Myth and the real converge in debut novelist Téa Obreht's stunning The Tiger's Wife, where a tiger and a deathless man stalk through history.

The Tiger's Wife depicts a country struggling with fallout from two wars not through violence but through the filters of myth and story. Why approach the material this way?

I'm interested in war stories in general, but I felt dwelling on the historical conflict would confine the human story I wanted to tell. Specifically, I wanted, not the reality but the actuality, which is why there are no actual fight scenes and the sequence of events has been reshuffled slightly. Textbook accounts move in this streamlined way, but my fascination is with narratives that delve into what happens to people while these events go on beneath their lives.

How about the similarities between Natalia's unnamed country and Yugoslavia, where you were born?

Certainly I meant it to represent the area, but didn't want to get bogged down in specifics because I didn't feel the story was about politics.

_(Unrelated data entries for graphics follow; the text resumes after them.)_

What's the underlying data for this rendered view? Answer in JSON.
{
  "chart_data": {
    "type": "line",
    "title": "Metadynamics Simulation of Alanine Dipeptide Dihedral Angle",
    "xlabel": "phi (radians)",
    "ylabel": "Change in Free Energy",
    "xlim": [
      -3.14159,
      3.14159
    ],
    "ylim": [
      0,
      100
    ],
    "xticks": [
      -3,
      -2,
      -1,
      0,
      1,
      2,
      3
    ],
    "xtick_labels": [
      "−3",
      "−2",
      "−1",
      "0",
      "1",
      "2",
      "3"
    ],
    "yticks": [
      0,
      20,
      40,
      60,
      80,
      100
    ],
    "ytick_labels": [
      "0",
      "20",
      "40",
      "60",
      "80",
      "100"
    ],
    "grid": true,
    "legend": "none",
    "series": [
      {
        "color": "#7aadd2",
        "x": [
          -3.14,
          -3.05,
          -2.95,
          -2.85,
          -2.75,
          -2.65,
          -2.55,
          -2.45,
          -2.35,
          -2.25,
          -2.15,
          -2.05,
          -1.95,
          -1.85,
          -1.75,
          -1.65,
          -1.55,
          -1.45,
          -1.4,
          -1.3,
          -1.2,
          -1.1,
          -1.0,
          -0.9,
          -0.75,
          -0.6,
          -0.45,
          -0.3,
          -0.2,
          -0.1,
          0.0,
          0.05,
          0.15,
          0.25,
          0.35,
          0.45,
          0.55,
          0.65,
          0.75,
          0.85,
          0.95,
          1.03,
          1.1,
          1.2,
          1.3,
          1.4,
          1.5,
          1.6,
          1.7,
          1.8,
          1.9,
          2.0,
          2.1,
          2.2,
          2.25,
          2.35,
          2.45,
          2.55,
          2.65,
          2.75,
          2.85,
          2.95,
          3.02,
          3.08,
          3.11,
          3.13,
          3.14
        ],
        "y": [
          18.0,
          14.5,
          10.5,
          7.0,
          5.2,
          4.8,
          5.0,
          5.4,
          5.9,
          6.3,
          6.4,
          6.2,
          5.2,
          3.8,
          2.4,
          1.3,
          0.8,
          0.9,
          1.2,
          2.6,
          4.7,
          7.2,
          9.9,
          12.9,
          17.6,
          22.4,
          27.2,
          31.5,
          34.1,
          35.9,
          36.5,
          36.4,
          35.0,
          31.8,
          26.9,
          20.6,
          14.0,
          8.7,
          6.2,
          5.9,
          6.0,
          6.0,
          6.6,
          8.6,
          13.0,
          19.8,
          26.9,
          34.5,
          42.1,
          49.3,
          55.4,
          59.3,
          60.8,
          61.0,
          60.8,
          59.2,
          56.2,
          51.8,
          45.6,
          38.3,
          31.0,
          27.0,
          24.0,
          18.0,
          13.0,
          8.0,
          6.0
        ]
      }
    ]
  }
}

My intention was to distill the essence of Yugoslavia without privileging one side over another.

What part does the traditional literature of Serbia and Croatia play in your work?

All literature from the area is influenced by oral storytelling; that's something I certainly aspire to. It's something I had the opportunity to experience firsthand when I went back two summers ago to write a vampire-hunting piece for Harper's magazine. I think it was the first time I fully understood how much this rich character portraiture is present in the way people speak and embellish their lives. That's the common thread that runs through the literature of the area—rich, spoken detail from the tradition of storytelling.

How did the three narratives of the book—Natalia's search for her grandfather's body, the story of the deathless man, and the tiger's wife—come together as a novel?

I was working on a short story called "The Tiger's Wife," which couldn't really cut it on its own, and was interested in the figure of the deathless man, which appears in Slavic and German myth, where he functions as an articulation of mortality. Then in 2006, my grandfather, to whom I was very close, passed away. So these three narratives came about in my life and around my grandfather's death, and I realized they were telling one story.

So the grandfather character was the anchor in fact as well as fiction?

Yes. Previous to this, I'd tried very hard to stay away from anything personal in my work, anything to do with my origins, but basing a character on my grandfather turned out to be the correct path to that story. I needed to focus on somebody besides Natalia, the narrator, and the more fantastic elements of the story were sort of welded together by his childhood and adult life, though my grandfather was not a doctor as the character is in the novel. In retrospect, I was trying to come to terms with the idea of death.

How have you found being included—as the youngest writer no less—in the New Yorker's 20 Under 40?

Really humbling, in the most positive way. It's surreal to be attached to this list of writers I admire. But I'm not going to let it go to my head.